How do Americans not see that under trump, the office of the presidency, like every cheap product he’s ever slapped his name on, is for sale? Accepting the “gift” of a $400 million jet from Qatar wasn’t enough of a “for sale” sign? And what did Qatar get in return? Among other things, reportedly, a base for the Qatari Air Force — on American soil.

Meanwhile, trump has shut down the government while collecting billions in tariff revenue — effectively raising taxes on ordinary Americans — even as he cuts taxes for the wealthy and slashes benefits for the neediest. Does this get the public’s attention? Not so much.

What does raise Americans’ hackles? Apparently, the release of files on a wealthy, well-connected, dead pedophile. Maybe. Unless trump can keep the smoke-and-mirror show running long enough to distract them indefinitely.

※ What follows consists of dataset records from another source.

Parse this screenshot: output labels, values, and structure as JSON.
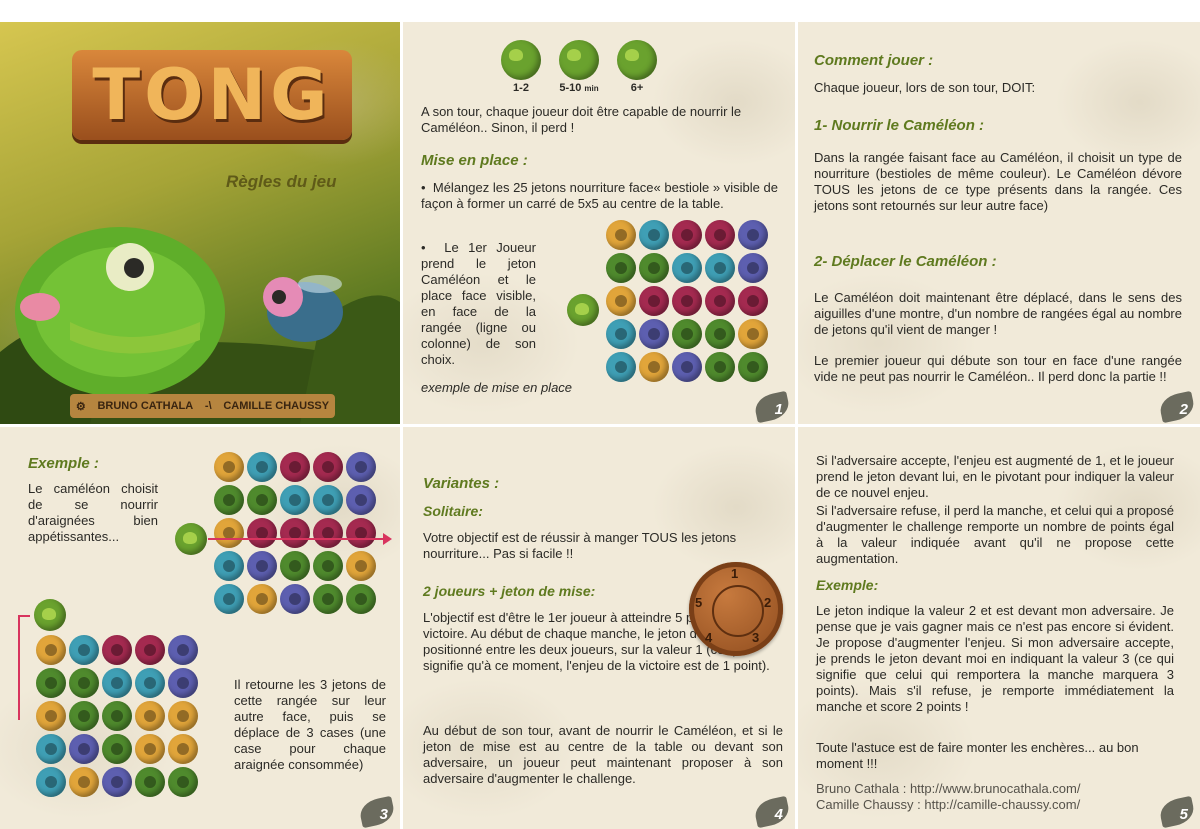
{
  "cover": {
    "logo": "TONG",
    "subtitle": "Règles du jeu",
    "author1": "BRUNO CATHALA",
    "author2": "CAMILLE CHAUSSY"
  },
  "p1": {
    "badges": [
      {
        "label": "1-2"
      },
      {
        "label": "5-10",
        "unit": "min"
      },
      {
        "label": "6+"
      }
    ],
    "intro": "A son tour, chaque joueur doit être capable de nourrir le Caméléon.. Sinon, il perd !",
    "setup_title": "Mise en place :",
    "bullet1": "Mélangez les 25 jetons nourriture face« bestiole » visible de façon à former un carré de 5x5 au centre de la table.",
    "bullet2": "Le 1er Joueur prend le jeton Caméléon et le place face visible, en face de la rangée (ligne ou colonne) de son choix.",
    "caption": "exemple de mise en place",
    "page": "1"
  },
  "p2": {
    "title": "Comment jouer :",
    "intro": "Chaque joueur, lors de son tour, DOIT:",
    "s1_title": "1- Nourrir le Caméléon :",
    "s1_text": "Dans la rangée faisant face au Caméléon, il choisit un type de nourriture (bestioles de même couleur). Le Caméléon dévore TOUS les jetons de ce type présents dans la rangée. Ces jetons sont retournés sur leur autre face)",
    "s2_title": "2- Déplacer le Caméléon :",
    "s2_text": "Le Caméléon doit maintenant être déplacé, dans le sens des aiguilles d'une montre, d'un nombre de rangées égal au nombre de jetons qu'il vient de manger !",
    "s2_text2": "Le premier joueur qui débute son tour en face d'une rangée vide ne peut pas nourrir le Caméléon.. Il perd donc la partie !!",
    "page": "2"
  },
  "p3": {
    "title": "Exemple :",
    "text1": "Le caméléon choisit de se nourrir d'araignées bien appétissantes...",
    "text2": "Il retourne les 3 jetons de cette rangée sur leur autre face, puis se déplace de 3 cases (une case pour chaque araignée consommée)",
    "page": "3"
  },
  "p4": {
    "title": "Variantes :",
    "solo_title": "Solitaire:",
    "solo_text": "Votre objectif est de réussir à manger TOUS les jetons nourriture... Pas si facile !!",
    "duo_title": "2 joueurs + jeton de mise:",
    "duo_text": "L'objectif est d'être le 1er joueur à atteindre 5 points de victoire. Au début de chaque manche, le jeton de mise est positionné entre les deux joueurs, sur la valeur 1 (ce qui signifie qu'à ce moment, l'enjeu de la victoire est de 1 point).",
    "duo_text2": "Au début de son tour, avant de nourrir le Caméléon, et si le jeton de mise est au centre de la table ou devant son adversaire, un joueur peut maintenant proposer à son adversaire d'augmenter le challenge.",
    "coin": {
      "n1": "1",
      "n2": "2",
      "n3": "3",
      "n4": "4",
      "n5": "5"
    },
    "page": "4"
  },
  "p5": {
    "text1": "Si l'adversaire accepte, l'enjeu est augmenté de 1, et le joueur prend le jeton devant lui, en le pivotant pour indiquer la valeur de ce nouvel enjeu.",
    "text2": "Si l'adversaire refuse, il perd la manche, et celui qui a proposé d'augmenter le challenge remporte un nombre de points égal à la valeur indiquée avant qu'il ne propose cette augmentation.",
    "ex_title": "Exemple:",
    "ex_text": "Le jeton indique la valeur 2 et est devant mon adversaire. Je pense que je vais gagner mais ce n'est pas encore si évident. Je propose d'augmenter l'enjeu. Si mon adversaire accepte, je prends le jeton devant moi en indiquant la valeur 3 (ce qui signifie que celui qui remportera la manche marquera 3 points). Mais s'il refuse, je remporte immédiatement la manche et score 2 points !",
    "ex_text2": "Toute l'astuce est de faire monter les enchères... au bon moment !!!",
    "credit1": "Bruno Cathala : http://www.brunocathala.com/",
    "credit2": "Camille Chaussy : http://camille-chaussy.com/",
    "page": "5"
  },
  "colors": {
    "accent": "#5f7a1f",
    "paper": "#f1ead9"
  }
}
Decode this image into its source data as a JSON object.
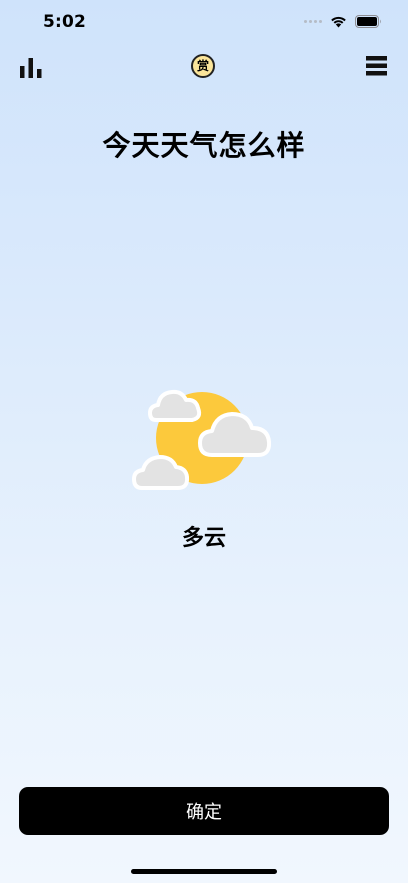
{
  "status_bar": {
    "time": "5:02",
    "icons": [
      "cellular-dots-icon",
      "wifi-icon",
      "battery-icon"
    ]
  },
  "top_bar": {
    "left_icon": "bar-chart-icon",
    "center_badge": "赏",
    "right_icon": "menu-icon"
  },
  "main": {
    "title": "今天天气怎么样",
    "weather_icon": "partly-cloudy-icon",
    "weather_label": "多云"
  },
  "confirm_button": {
    "label": "确定"
  },
  "colors": {
    "sun": "#fcc93c",
    "cloud_fill": "#e3e3e3",
    "cloud_outline": "#ffffff",
    "badge_bg": "#fbe59a",
    "button_bg": "#000000",
    "bg_top": "#cfe3fb",
    "bg_bottom": "#f1f7fe"
  }
}
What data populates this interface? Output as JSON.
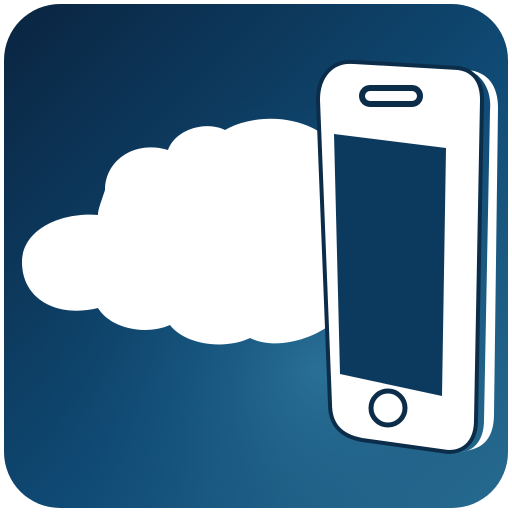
{
  "app_icon": {
    "icon_name": "cloud-phone-sync-icon",
    "parts": [
      "cloud-icon",
      "smartphone-icon"
    ],
    "colors": {
      "background_dark": "#0a2440",
      "background_mid": "#0f4a74",
      "background_light": "#2a6e92",
      "cloud": "#ffffff",
      "phone_body": "#ffffff",
      "phone_screen": "#0c3a5e",
      "phone_outline": "#0c2d4a"
    }
  }
}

And honestly, I wouldn’t bet against him. He knows you can never underestimate the American appetite for distraction — or the media’s willingness to go along with it. In the post-truth attention economy, spectacle is all that matters. 

2 comments:

Rachel said...

As usual, you hit all the points perfectly. Better than most commentators out there, still finding excuses. As to when the Americans let get that they voted in - again - a corrupt president who is doing as he promised - working hard at becoming a dictator - if they haven’t yet….There is always a point when the masses won’t take it any more. A small thing that lights the match. But what?

Anonymous said...

As much as he is venerated here in Israel, I have had my own doubts about President Trump, especially over the past few weeks. My nature is to try to look for the good in people, and helping to bring home the hostages was a undeniably a good thing, but I am more and more appreciating your point of view on the man.